The bill, known as the Upstate Parity and Minimum Wage Protection Act, would create a statewide minimum wage floor of $17 per hour. As of Jan. 1, the minimum wage in New York City, Westchester and Long Island sits at $16 per hour. In upstate New York, that figure rests at $15 per hour. By 2026, the minimum wage in non-upstate areas will rise to $17 per hour, while upstate will rise to $16 per hour.

In 2023, the Legislature passed and Gov. Kathy Hochul approved legislation that would index the minimum wage to inflation starting in 2027. However, the minimum wage does not increase if there is an increase in unemployment. The legislation, which Bronson will sponsor, would repeal that rule.

Bronson, who became the chair of the Assembly Labor Committee after the resignation of previous chair Latoya Joyner, had been a small business owner until recently when he and his husband sold their Rochester coffee shop, Equal=Grounds.
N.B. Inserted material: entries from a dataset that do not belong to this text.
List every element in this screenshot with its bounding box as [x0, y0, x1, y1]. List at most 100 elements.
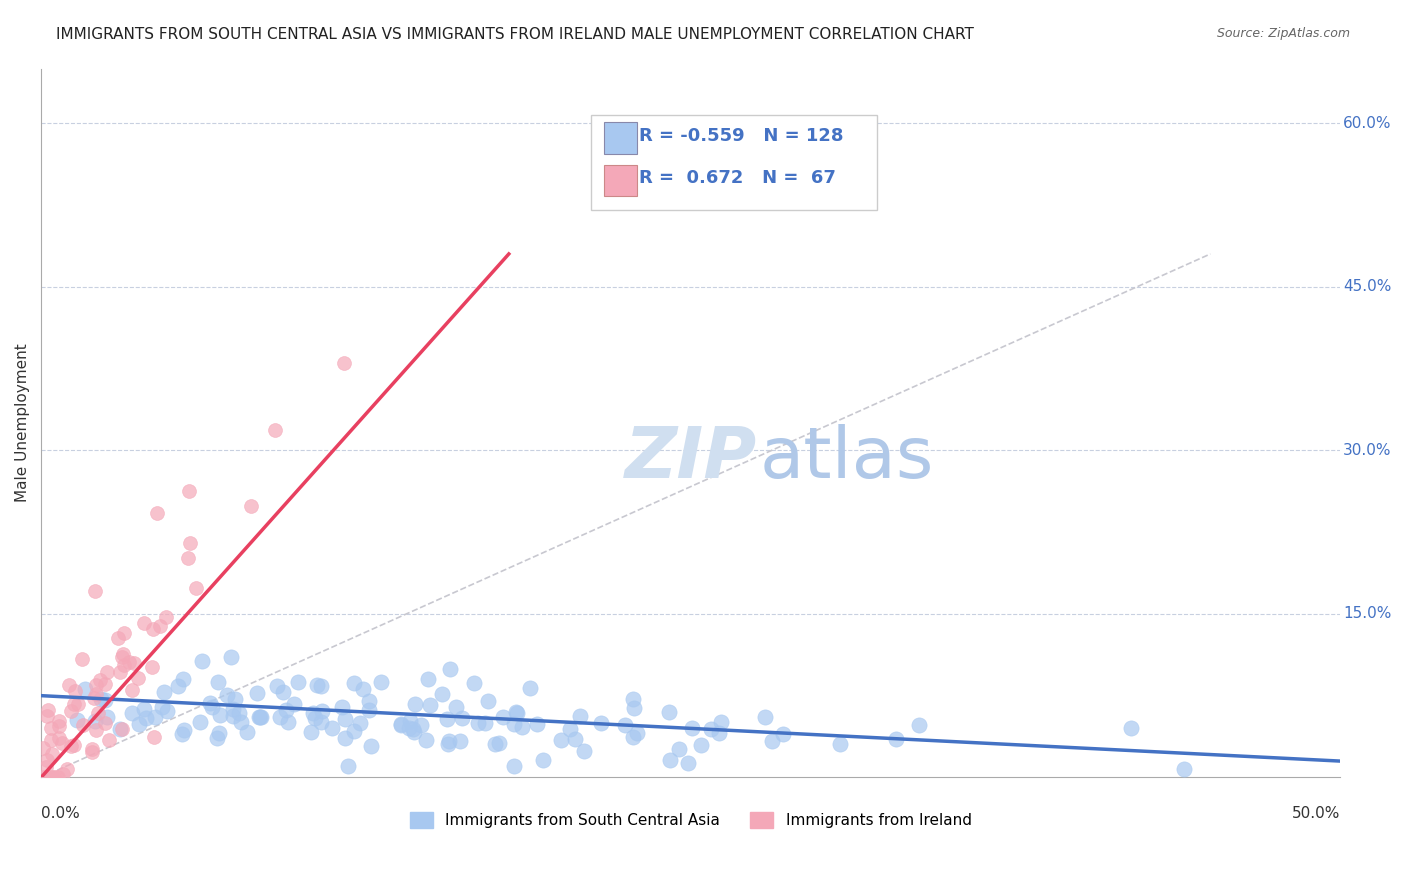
Point: [143, 710, 166, 724]
Legend: Immigrants from South Central Asia, Immigrants from Ireland: Immigrants from South Central Asia, Immi…: [404, 806, 977, 834]
Point: [118, 655, 141, 669]
Point: [710, 714, 733, 729]
Point: [188, 715, 211, 730]
Point: [299, 724, 322, 739]
Point: [141, 659, 163, 673]
Point: [219, 650, 242, 665]
Text: R = -0.559   N = 128: R = -0.559 N = 128: [638, 127, 844, 145]
Point: [41, 721, 63, 735]
Point: [658, 705, 681, 719]
Point: [343, 724, 366, 739]
Point: [506, 706, 529, 721]
Text: Source: ZipAtlas.com: Source: ZipAtlas.com: [1216, 27, 1350, 40]
Point: [321, 721, 343, 735]
Point: [48, 719, 70, 733]
Point: [336, 759, 359, 773]
FancyBboxPatch shape: [591, 114, 876, 211]
Point: [80, 745, 103, 759]
Point: [143, 730, 166, 744]
Point: [828, 738, 851, 752]
Point: [231, 714, 253, 729]
Point: [451, 711, 474, 725]
Point: [186, 582, 208, 596]
Point: [235, 725, 257, 739]
Point: [80, 742, 103, 756]
Point: [1121, 721, 1143, 735]
Point: [700, 722, 723, 736]
Point: [333, 356, 356, 370]
Text: R =  0.672   N =  67: R = 0.672 N = 67: [638, 169, 835, 187]
Point: [170, 726, 193, 740]
Point: [269, 710, 291, 724]
Text: 30.0%: 30.0%: [1343, 442, 1392, 458]
Point: [190, 654, 212, 668]
Point: [97, 732, 120, 747]
Point: [526, 717, 548, 731]
Point: [84, 723, 107, 737]
Point: [621, 691, 644, 706]
Point: [761, 734, 783, 748]
Point: [439, 662, 461, 676]
Point: [304, 711, 326, 725]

In an exclusive statement to Capital Tonight, Bronson said these changes “create a true and fair minimum wage,” and added the legislation closes “loopholes that need to be closed for New Yorkers to see the full impact” of a minimum wage increase.

The legislation is sponsored in the state Senate by Bronson’s committee counterpart, Jessica Ramos. The bill must pass by the end of the year, or it will need to be reintroduced in the new legislative session.